Hay que huir de las formas de vivir la identidad que resulten avasallantes de las otras identidades que se dan dentro de nuestras puertas. No se pueden caer en formas de vivir la identidad que resulten fagocitarias de las culturas que se mueven en nuestro entorno. Debemos vivir nuestra propia identidad de forma permeable a las otras. El gran riesgo está en que caigamos en el error de vivir nuestra identidad afirmándonos de manera tan radical que estemos negando la identidad del otro, del diferente y dejándole, por tanto, en la marginación o exclusión cultural. Las pautas deben ser siempre las que corresponden a una sociedad abierta en diálogo intercultural en plan de igualdad con el otro, con el diferente.
Las identidades más fuertes y positivas no van a ser aquellas que se autoafirmen en la negación y rechazo del diferente, las más fuertes van a ser precisamente las que no tengan ningún tipo de miedo ni de recelo en asumir ciertos cambios, que no lleguen a renuncias que nos hagan perder nuestra singularidad, en contacto con las nuevas influencias enriquecedoras de las culturas de los nuevos ciudadanos que se están integrando, en la práctica de la interculturalidad, en nuestras sociedades de acogida, en nuestro país. Quizás éstas sean las identidades fuertes que van a perdurar. No debemos caer nunca en las idolatrías identitarias, ni sacralizar la pertenencia a un pueblo, ni a una cultura, ni al uso de una lengua. No sea que las sociedades en diálogo intercultural abierto, acabe expulsando de su seno o reprobando estas formas de vivir la propia identidad a los que la viven en la prepotencia, en la idolatría y en la agresividad. Estas formas de sacralizar la propia identidad están en claro choque con lo que las sociedades cosmopolitas en el mundo hoy están demandando.

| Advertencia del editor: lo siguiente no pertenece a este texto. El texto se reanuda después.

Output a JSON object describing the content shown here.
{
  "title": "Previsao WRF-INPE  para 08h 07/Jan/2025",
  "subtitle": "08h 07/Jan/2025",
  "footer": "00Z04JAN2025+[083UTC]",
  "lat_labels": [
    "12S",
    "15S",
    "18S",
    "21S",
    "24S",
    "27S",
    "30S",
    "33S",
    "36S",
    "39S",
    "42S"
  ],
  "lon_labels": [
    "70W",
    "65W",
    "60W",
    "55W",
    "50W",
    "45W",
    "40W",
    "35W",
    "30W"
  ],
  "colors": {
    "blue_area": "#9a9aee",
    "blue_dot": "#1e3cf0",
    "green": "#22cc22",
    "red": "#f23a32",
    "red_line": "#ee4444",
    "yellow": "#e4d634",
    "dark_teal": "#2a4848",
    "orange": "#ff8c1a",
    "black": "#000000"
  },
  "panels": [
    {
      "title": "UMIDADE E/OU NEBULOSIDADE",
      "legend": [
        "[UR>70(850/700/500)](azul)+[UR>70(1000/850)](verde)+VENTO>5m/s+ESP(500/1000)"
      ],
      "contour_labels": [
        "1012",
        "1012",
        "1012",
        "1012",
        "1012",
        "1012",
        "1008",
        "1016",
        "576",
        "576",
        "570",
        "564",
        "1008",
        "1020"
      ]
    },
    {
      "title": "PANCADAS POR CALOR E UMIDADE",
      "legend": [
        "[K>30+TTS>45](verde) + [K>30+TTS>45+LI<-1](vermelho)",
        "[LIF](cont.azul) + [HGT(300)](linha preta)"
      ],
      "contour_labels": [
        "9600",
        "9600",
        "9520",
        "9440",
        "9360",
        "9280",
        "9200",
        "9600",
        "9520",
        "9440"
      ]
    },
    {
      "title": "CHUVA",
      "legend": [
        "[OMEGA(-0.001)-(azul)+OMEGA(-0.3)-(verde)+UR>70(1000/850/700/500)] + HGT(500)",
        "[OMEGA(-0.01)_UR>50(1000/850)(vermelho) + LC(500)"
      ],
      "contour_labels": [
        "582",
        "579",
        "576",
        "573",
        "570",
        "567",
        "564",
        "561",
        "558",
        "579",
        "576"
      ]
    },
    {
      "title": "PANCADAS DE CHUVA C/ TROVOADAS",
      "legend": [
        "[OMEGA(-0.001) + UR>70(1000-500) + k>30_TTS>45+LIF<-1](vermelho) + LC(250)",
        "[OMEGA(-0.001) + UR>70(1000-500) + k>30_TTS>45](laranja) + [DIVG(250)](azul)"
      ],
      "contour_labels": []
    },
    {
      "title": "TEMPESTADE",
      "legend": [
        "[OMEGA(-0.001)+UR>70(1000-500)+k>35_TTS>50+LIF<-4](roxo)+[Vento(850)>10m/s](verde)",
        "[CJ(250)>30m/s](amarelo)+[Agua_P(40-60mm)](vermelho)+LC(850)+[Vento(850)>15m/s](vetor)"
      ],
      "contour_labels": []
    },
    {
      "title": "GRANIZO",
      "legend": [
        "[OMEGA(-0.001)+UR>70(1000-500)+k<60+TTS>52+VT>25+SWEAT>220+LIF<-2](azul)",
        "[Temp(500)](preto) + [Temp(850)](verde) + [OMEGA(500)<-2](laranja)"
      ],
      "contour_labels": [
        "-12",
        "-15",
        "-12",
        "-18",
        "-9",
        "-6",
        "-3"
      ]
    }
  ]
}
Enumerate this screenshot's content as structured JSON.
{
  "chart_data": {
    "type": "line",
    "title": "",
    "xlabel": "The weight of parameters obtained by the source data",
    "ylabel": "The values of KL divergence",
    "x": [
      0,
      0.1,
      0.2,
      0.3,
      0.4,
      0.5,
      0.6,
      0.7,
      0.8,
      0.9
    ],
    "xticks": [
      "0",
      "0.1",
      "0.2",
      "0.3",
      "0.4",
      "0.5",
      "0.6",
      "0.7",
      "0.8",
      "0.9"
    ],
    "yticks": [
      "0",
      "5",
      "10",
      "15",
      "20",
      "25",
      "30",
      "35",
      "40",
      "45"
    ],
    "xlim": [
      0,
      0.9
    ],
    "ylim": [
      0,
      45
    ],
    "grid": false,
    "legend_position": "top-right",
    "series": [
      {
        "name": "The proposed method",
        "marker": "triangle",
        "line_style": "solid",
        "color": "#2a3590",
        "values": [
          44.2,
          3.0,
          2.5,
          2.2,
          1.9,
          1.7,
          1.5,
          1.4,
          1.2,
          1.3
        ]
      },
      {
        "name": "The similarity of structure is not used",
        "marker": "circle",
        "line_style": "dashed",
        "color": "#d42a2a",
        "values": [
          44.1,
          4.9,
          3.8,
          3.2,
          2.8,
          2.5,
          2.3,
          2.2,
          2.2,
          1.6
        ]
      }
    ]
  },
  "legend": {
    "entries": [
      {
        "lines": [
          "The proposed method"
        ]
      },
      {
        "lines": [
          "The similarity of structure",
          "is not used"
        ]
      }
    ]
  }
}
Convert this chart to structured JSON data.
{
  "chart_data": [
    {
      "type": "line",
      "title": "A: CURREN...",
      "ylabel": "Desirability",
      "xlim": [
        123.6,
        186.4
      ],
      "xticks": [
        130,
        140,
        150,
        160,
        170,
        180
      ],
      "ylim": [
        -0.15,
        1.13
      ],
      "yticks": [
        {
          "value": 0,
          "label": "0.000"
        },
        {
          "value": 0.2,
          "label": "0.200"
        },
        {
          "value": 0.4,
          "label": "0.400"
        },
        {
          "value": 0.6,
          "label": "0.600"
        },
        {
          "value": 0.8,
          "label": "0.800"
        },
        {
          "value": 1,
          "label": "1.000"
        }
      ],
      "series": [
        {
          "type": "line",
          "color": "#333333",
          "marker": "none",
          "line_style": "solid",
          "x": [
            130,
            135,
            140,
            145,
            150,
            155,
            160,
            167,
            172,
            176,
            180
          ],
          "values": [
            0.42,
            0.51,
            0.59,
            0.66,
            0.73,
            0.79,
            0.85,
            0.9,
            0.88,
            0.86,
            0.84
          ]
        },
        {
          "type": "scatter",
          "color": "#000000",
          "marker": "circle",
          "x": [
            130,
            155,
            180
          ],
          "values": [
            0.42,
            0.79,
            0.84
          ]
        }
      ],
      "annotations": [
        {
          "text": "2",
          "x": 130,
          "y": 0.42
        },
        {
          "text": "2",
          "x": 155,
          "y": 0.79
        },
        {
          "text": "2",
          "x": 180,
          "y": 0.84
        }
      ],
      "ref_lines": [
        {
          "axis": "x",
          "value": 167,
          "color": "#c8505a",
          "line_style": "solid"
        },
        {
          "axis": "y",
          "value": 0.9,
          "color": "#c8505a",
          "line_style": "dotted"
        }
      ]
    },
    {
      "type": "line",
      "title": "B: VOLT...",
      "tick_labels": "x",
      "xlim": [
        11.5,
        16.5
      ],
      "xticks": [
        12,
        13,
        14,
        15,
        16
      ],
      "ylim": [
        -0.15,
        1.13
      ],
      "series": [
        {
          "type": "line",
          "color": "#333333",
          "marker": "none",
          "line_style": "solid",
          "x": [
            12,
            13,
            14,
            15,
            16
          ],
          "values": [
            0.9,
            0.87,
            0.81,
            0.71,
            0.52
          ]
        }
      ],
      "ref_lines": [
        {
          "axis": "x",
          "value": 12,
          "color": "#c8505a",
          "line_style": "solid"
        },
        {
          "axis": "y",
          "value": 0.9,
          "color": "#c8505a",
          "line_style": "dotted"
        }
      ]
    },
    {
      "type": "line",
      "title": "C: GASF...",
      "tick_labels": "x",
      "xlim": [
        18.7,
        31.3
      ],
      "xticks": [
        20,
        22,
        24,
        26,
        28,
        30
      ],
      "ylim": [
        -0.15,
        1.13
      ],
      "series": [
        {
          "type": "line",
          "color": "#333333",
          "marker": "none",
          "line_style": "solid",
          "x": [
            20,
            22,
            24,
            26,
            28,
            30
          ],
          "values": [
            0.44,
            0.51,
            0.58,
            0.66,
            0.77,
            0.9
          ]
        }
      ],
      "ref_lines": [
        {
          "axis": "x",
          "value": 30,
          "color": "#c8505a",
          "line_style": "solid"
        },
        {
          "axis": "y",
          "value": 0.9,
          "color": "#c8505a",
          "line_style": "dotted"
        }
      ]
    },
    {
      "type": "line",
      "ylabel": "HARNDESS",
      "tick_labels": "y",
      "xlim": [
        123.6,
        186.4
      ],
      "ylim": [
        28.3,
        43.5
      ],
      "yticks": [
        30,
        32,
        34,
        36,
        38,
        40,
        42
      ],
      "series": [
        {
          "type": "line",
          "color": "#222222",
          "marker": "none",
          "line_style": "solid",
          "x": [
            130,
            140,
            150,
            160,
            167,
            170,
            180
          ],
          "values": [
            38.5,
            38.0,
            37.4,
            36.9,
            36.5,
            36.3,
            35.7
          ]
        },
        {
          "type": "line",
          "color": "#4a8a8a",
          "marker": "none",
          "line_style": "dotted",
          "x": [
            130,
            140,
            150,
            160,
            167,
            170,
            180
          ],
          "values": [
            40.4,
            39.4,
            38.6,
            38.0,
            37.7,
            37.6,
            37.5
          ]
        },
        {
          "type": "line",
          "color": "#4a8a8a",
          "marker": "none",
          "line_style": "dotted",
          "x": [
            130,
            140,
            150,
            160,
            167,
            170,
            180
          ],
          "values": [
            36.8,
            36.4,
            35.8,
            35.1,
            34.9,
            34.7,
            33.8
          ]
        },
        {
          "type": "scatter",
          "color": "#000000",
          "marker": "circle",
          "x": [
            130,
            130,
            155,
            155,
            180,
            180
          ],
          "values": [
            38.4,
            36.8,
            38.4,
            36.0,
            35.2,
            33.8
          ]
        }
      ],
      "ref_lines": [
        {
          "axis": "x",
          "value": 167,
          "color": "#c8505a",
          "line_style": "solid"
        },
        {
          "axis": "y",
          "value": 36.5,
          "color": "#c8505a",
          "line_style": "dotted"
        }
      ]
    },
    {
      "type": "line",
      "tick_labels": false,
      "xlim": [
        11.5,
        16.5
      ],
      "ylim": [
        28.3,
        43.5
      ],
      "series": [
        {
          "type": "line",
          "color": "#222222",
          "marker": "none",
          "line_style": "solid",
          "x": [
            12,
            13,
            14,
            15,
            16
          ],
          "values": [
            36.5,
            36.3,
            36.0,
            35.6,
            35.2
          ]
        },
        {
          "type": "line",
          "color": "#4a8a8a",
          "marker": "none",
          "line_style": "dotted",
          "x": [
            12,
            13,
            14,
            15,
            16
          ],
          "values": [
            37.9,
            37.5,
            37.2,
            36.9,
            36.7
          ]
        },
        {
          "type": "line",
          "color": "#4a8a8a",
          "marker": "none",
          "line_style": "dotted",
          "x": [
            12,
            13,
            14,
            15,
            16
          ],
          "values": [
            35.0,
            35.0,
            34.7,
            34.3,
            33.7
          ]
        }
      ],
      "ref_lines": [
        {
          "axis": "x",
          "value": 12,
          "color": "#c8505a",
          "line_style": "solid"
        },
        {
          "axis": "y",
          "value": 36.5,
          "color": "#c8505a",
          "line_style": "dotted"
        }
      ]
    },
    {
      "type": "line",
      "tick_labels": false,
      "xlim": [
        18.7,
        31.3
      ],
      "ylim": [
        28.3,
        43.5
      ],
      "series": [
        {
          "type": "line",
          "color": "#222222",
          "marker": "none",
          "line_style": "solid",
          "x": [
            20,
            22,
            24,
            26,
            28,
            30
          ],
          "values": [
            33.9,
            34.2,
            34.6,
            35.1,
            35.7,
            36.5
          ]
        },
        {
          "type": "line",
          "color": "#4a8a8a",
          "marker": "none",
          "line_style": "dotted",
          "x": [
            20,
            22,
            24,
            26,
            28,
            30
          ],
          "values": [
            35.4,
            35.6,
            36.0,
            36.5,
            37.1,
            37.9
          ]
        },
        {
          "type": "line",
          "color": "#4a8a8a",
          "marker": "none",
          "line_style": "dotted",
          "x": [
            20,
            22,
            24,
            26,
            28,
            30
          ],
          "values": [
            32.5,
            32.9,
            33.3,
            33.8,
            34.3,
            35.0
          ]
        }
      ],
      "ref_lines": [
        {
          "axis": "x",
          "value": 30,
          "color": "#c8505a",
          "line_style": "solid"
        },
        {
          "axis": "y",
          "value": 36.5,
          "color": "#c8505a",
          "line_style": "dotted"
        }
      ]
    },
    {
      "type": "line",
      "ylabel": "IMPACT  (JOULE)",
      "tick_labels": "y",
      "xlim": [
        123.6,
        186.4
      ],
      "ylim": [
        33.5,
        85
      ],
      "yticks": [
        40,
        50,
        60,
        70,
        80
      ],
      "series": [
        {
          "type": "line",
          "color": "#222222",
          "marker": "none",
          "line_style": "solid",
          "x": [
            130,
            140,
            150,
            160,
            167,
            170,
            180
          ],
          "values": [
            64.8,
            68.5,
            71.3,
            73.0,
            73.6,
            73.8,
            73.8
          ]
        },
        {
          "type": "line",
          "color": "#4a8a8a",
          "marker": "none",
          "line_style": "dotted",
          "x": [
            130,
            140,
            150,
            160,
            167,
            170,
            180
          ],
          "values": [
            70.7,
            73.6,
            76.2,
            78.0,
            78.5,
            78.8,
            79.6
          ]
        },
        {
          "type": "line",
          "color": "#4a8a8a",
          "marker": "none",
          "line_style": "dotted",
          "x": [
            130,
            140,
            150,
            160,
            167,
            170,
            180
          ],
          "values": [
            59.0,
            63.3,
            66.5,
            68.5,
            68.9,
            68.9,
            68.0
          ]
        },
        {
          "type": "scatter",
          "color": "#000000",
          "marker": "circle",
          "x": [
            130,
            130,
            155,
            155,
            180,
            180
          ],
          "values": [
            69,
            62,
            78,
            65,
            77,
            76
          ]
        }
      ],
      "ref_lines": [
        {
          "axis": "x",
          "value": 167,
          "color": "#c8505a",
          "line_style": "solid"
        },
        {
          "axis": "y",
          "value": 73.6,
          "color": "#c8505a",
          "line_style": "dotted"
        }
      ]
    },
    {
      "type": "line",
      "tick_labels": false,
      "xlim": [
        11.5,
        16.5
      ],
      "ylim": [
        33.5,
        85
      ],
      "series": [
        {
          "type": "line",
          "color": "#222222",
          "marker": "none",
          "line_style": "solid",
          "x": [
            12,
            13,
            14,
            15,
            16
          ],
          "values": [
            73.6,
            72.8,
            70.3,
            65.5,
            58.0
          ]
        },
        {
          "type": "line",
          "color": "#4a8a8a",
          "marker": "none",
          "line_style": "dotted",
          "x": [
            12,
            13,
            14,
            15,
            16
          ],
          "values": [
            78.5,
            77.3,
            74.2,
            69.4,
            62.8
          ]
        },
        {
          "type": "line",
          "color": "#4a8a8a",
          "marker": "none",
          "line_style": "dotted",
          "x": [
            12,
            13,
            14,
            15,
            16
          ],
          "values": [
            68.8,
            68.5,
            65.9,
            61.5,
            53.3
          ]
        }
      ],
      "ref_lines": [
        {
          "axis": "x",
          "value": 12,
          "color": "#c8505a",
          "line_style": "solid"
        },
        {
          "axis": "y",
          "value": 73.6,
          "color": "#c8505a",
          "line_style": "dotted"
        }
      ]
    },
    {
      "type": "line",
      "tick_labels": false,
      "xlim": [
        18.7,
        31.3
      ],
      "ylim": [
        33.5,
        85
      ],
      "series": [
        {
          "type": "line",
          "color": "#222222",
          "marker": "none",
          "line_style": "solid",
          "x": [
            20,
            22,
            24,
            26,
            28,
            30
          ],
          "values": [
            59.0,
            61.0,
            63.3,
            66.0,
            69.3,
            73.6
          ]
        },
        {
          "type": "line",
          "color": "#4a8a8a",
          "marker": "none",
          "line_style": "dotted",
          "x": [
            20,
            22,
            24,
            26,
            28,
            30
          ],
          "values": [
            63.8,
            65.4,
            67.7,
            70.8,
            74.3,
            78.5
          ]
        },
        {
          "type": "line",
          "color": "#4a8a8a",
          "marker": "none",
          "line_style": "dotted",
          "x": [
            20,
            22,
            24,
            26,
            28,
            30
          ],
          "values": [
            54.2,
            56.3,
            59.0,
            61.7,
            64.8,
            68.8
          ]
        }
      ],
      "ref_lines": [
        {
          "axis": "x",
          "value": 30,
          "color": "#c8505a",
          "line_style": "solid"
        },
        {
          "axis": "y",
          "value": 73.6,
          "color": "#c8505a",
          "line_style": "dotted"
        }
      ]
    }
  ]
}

Vivir nuestras propias identidades de una forma abierta, dialogante, respetuosa y en plan de igualdad, es una forma de contribuir positivamente y de forma enriquecedora a la convivencia en la pluralidad, en la diversidad y en la democracia. Estas son las formas humanas de vivir hoy en el mundo. Esto afecta a los cristianos, porque el cristianismo es también humano… muy humano.